King Rat by China Mieville
I’ve enthused wildly over his second and third novels (Perdido Street Station and The Scar) here, and finally got around to his first. The others are set in SF-fantasy worlds, while this one is in London, but hardly the London we know. Our protagonist comes home to find himself a suspect for the murder of his father, and is busted out of jail by a more or less human-looking being who claims to be the king of the rats, and who tells him he is half rat himself. The London we see is underneath and above the London we know, and in its interstitial spaces. It’s powerfully depicted – the prose here isn’t much less wonderful than in the two next two novels, atmospheric and compelling – and pretty convincing for a fantasy view, but he does rather over-valourise drum & bass, bizarrely. I guess to him it represents another kind of dark alternate world, a dangerous and exciting underbelly; I’m a fan of the music myself, but I didn’t feel this element of the novel quite carried the charge he thought it did; and if your familiarity is more Roni Size than Ed Rush, this will be even more true.

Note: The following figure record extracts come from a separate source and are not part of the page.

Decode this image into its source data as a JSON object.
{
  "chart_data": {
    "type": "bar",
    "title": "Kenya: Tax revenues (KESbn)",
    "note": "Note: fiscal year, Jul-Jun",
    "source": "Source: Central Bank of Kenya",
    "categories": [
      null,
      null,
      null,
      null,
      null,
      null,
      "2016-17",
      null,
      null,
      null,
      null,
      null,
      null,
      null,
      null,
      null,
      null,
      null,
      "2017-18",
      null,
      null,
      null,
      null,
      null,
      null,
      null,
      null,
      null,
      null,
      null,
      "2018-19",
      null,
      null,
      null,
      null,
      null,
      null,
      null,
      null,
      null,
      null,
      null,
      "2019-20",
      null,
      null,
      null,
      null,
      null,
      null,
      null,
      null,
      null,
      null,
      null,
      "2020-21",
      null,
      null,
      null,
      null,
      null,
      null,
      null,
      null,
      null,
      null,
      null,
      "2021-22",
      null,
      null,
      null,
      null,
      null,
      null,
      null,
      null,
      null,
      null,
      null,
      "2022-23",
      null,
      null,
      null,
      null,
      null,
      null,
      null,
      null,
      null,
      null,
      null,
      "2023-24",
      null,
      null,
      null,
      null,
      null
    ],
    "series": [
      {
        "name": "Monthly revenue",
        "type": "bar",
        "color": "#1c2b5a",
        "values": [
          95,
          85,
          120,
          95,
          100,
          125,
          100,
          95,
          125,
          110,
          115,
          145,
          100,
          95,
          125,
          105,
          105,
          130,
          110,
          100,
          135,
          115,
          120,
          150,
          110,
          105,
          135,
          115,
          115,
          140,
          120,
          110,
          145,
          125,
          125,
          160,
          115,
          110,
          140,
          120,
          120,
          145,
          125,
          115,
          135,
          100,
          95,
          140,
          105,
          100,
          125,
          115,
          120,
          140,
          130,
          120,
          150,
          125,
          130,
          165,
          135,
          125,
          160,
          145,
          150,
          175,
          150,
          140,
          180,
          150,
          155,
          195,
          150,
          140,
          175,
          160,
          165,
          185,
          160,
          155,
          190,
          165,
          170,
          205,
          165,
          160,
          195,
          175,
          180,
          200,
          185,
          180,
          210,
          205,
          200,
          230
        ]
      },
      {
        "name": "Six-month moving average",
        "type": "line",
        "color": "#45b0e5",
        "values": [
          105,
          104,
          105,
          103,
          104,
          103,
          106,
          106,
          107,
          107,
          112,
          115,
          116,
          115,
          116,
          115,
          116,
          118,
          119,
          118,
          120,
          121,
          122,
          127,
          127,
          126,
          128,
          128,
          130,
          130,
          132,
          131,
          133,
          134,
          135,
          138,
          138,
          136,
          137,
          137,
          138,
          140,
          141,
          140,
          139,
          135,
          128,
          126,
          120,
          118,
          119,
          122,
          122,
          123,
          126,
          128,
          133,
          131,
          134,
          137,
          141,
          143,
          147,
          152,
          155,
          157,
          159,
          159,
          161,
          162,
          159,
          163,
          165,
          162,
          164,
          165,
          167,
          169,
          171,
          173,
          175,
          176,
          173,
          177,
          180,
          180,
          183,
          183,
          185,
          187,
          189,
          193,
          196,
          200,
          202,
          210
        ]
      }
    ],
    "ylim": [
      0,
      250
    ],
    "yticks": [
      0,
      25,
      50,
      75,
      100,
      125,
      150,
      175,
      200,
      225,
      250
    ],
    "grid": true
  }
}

But the real problem is the story. It has several good set-pieces, including the climax, but unfortunately the whole thing is rather based on the hoary old Pied Piper story. Mieville does a good job of turning this Piper into something scary, but he is still a one-trick pony, and a fundamentally rather silly figure, so Mieville is always swimming against the tide here. He also grafts a pretty absurd political message onto the otherwise excellent aftermath of the big finale.
I wholeheartedly recommend his next couple, but don’t expect anything like as much from this one. I liked it, but if I’d read this first I might not have come back for more.